For Lorraine Washington, a housing choice voucher, colloquially known as Section 8, represents escape and opportunity. Before her recent move enabled by the subsidy, she lived in the Blumberg Apartments, a public housing complex in one of the most impoverished corners of Philadelphia. Then the Philadelphia Housing Authority slated her building for demolition and offered its residents a choice: They could move to a new public housing unit in the city or accept a Section 8 voucher-which can, in theory, be used anywhere they might want to go.
“You should see the mob of people out here at night, drug dealers everywhere,” Washington said before her move. “It was terrible to come around here and try to walk around at night. I’m used to being very clean, not this trash all over the place and people disrespecting you. I have had a lot of problems around here, with people I don’t even know. Me and my daughter don’t go out very much.”

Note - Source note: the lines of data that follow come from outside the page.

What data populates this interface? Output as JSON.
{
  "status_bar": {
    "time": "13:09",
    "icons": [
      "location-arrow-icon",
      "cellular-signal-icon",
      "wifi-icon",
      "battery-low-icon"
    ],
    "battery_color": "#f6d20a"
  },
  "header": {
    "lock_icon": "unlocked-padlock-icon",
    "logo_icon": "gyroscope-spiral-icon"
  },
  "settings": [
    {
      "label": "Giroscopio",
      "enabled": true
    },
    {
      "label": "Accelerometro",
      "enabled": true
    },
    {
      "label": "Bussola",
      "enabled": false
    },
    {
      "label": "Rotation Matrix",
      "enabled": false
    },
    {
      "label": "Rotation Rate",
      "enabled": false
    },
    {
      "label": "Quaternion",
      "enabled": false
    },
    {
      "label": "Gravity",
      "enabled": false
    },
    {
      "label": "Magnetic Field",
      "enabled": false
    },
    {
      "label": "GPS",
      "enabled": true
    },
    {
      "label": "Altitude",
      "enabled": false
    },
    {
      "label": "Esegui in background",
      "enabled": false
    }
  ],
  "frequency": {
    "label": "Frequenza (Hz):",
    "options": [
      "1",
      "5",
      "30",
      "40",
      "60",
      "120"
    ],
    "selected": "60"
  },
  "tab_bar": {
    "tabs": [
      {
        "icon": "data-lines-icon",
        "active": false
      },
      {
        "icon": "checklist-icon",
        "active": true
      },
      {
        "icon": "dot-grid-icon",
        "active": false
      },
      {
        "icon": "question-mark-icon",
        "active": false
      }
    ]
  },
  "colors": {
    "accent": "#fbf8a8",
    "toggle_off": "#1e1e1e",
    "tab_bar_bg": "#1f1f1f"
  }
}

Washington (not her real name, which we’ve changed out of concern for her safety) took her Section 8 voucher to Delaware County, just west of Philadelphia-a cross-jurisdictional move termed “porting” in housing lingo. She’s found a place in Folcroft, one of a patchwork of small municipalities just over the city line that have received generations of migrants from the city. These neighborhoods were part of the nation’s first wave of mass suburbanization in the early 20th century, predating the broader postwar boom, and have an infrastructure to match: 100-year-old sewer systems, still-functioning trolley lines, and a housing stock of brick row houses and stone twins.